If an employee earns RM5,000 a month, they will have RM150 more to spend every month, or an additional RM1,800 annually.

Manokaran said the low and middle-income groups that represented about 60% of the working population were most likely to spend this extra money.

However, the other 40% of the working population would keep the additional cash as savings.

“EPF savings are meant for retirement, so it is good to invest if you can afford to,” advised Manokaran.

“On the other hand, some people who are facing problems with the rising cost of living and can’t afford to make payments for their instalments, the extra money would be handy for them.”

He said the amendments to Budget 2016 were preemptive policies to prevent the economy from deteriorating further.

“Times are going to be tough. Commodity is down, crude oil is down, financial markets are down. We need these kinds of policies to avoid any further slowdown,” said Manokaran.
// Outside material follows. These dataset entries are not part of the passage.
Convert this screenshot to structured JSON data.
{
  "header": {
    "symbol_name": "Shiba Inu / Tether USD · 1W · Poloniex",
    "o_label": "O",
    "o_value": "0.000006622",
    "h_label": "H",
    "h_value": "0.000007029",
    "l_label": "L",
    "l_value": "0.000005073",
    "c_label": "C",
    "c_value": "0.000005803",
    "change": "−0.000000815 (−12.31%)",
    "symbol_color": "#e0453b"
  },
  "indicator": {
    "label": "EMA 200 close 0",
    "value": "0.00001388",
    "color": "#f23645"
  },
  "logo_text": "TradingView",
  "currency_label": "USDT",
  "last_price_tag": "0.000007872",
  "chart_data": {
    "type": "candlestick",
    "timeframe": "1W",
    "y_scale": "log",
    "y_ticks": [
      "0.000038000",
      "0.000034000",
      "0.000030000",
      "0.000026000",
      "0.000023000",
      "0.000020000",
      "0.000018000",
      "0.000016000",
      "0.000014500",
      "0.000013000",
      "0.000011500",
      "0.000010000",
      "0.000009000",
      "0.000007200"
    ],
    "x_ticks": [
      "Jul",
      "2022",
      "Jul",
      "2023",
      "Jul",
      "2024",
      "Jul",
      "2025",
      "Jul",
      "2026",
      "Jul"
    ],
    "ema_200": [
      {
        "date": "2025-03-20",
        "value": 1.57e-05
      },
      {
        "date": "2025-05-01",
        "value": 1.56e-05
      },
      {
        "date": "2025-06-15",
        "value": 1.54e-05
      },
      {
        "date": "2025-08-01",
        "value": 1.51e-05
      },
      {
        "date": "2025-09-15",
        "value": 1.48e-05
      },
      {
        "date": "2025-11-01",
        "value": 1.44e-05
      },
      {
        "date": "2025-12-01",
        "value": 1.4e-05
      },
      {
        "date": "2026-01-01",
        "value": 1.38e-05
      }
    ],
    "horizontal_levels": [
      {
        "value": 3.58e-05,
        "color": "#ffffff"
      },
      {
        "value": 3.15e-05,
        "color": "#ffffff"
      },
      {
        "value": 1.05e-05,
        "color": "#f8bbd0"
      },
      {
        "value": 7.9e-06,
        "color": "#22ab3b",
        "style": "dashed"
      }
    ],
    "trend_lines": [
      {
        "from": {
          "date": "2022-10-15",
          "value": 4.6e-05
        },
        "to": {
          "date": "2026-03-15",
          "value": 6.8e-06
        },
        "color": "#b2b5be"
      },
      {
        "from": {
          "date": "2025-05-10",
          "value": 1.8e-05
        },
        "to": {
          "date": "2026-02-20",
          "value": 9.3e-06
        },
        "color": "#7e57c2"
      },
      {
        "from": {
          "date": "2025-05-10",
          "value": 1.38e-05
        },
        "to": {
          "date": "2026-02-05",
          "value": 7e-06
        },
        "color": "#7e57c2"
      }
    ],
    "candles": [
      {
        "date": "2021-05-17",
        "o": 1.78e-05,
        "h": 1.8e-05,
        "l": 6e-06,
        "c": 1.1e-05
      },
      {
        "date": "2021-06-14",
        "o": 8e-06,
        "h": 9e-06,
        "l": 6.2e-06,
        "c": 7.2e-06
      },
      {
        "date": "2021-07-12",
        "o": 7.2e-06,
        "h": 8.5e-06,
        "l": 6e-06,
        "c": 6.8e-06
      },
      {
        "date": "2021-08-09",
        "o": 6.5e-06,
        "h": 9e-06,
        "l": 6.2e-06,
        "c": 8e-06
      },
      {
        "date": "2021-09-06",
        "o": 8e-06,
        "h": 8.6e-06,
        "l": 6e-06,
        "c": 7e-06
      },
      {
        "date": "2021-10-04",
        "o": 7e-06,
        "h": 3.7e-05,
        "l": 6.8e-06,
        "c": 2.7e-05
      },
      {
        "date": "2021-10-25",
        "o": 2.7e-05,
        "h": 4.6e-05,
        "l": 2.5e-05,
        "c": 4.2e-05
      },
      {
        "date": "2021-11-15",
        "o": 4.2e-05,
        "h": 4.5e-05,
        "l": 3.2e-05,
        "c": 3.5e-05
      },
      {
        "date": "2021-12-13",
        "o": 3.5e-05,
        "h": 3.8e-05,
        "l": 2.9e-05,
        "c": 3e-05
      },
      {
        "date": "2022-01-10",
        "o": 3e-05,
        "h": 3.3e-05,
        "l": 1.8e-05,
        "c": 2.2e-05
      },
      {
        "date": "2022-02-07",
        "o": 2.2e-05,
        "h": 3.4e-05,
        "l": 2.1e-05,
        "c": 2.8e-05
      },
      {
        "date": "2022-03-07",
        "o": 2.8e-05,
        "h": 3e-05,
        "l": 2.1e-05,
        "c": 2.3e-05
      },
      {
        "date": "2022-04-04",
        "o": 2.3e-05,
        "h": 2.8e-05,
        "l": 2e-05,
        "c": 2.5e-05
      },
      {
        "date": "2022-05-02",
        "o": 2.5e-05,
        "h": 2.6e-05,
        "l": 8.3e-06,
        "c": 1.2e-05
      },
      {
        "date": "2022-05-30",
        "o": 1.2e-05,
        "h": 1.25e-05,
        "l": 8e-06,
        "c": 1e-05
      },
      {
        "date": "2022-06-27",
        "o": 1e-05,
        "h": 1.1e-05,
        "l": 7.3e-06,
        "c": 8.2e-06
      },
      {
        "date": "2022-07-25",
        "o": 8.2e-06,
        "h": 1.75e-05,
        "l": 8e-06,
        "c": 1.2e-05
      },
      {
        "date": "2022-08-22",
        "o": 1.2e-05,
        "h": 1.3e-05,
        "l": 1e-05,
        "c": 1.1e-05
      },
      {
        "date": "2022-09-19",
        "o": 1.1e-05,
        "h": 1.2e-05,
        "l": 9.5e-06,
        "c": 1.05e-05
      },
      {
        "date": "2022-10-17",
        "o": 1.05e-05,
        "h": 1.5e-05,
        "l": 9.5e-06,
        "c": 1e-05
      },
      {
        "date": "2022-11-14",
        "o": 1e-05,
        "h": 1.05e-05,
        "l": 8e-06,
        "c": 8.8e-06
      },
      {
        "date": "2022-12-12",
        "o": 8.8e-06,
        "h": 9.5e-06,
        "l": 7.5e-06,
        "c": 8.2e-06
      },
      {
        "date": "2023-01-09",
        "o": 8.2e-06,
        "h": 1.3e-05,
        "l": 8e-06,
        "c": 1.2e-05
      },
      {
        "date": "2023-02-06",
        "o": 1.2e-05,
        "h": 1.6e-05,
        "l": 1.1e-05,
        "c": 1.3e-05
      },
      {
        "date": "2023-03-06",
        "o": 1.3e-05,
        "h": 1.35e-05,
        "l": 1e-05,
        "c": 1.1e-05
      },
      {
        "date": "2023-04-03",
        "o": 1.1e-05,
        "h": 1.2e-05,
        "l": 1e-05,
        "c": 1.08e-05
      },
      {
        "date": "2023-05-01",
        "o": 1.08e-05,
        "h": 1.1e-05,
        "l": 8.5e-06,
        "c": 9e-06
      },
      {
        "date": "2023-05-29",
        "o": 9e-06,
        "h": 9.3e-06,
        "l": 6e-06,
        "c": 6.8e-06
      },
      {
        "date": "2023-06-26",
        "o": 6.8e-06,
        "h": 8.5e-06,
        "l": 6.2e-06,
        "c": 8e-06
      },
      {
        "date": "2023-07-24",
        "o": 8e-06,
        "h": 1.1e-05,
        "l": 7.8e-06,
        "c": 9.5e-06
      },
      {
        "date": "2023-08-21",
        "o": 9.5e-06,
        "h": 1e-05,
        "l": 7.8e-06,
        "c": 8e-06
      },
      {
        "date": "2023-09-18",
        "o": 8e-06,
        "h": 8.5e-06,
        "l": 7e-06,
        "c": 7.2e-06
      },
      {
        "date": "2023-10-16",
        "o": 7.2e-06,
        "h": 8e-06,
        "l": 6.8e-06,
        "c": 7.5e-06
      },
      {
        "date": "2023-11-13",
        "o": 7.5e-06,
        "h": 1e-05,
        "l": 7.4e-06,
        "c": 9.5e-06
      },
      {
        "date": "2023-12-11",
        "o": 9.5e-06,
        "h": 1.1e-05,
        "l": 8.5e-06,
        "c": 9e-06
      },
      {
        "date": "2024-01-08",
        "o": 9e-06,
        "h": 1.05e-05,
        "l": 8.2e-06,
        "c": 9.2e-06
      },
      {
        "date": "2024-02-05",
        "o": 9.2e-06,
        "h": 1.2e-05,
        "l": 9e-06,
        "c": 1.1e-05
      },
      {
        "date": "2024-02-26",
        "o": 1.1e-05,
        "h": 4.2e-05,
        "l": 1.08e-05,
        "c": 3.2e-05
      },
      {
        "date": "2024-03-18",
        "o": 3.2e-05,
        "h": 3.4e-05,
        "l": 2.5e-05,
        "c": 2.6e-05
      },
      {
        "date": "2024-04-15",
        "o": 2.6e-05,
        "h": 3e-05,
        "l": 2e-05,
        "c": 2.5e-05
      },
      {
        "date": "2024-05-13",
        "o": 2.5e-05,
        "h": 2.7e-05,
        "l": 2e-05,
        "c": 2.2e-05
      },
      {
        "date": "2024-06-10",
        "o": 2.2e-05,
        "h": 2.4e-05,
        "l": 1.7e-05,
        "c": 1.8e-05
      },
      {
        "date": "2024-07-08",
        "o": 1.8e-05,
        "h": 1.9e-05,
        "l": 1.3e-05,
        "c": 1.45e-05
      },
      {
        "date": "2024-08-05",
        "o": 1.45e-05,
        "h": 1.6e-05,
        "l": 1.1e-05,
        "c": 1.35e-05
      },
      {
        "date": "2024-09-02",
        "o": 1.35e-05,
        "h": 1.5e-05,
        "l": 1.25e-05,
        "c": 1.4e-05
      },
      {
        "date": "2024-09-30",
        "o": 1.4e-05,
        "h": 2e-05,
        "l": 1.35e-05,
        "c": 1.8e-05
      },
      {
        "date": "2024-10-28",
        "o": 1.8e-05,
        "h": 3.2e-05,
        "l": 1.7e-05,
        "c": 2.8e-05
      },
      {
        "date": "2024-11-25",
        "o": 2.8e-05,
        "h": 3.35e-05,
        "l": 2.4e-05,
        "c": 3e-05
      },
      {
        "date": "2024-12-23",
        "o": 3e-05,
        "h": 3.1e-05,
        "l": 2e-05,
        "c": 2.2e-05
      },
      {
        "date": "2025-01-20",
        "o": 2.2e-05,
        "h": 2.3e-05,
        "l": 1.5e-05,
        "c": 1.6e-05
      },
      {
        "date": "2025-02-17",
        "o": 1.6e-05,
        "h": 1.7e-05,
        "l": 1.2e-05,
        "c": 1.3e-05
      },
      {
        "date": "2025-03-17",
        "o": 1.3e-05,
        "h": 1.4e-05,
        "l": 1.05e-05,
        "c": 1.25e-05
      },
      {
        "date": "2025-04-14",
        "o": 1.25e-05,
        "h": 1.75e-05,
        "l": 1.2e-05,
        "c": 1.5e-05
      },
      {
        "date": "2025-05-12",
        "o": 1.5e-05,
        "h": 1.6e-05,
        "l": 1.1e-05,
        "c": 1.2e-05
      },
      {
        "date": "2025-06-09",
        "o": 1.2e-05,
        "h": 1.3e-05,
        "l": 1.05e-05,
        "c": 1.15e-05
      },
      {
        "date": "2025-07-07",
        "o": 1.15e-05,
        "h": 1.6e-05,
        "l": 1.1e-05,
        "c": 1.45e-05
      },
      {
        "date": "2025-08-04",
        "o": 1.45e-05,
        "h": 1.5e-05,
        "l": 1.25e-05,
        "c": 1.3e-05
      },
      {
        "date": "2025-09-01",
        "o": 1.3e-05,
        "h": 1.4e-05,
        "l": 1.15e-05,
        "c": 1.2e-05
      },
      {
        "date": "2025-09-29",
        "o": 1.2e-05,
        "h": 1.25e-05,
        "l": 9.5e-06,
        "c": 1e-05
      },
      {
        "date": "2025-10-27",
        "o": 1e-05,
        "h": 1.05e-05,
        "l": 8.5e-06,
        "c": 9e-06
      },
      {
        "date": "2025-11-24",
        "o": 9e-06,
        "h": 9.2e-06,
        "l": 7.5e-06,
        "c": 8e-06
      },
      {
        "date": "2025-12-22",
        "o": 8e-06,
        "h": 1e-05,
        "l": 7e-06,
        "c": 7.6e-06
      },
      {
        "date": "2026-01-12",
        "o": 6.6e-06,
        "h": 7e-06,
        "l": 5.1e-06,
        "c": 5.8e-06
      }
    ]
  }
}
Independent economist Lee Heng Guie said the move would bolster consumer sentiment.

“It will particularly help the lower income groups as they work on a tighter budget. This will put money back into their pockets,” he said.

He said the move was timely as the current consumer sentiment was still weak, with people worrying about finances and job security.

“This move will see money put back into flow,” added Lee.

Malaysian Rating Corporation chief economist Nor Zahidi Alias called the move a worthwhile effort as consumer sentiment was on a declining trend over the last few quarters.

“Actual growth in consumer spending also dropped below 5% in the third quarter of 2015, something that has not happened for quite some time.

“This calls for greater efforts to shore up consumers’ appetite for spending to support the economy,” he said.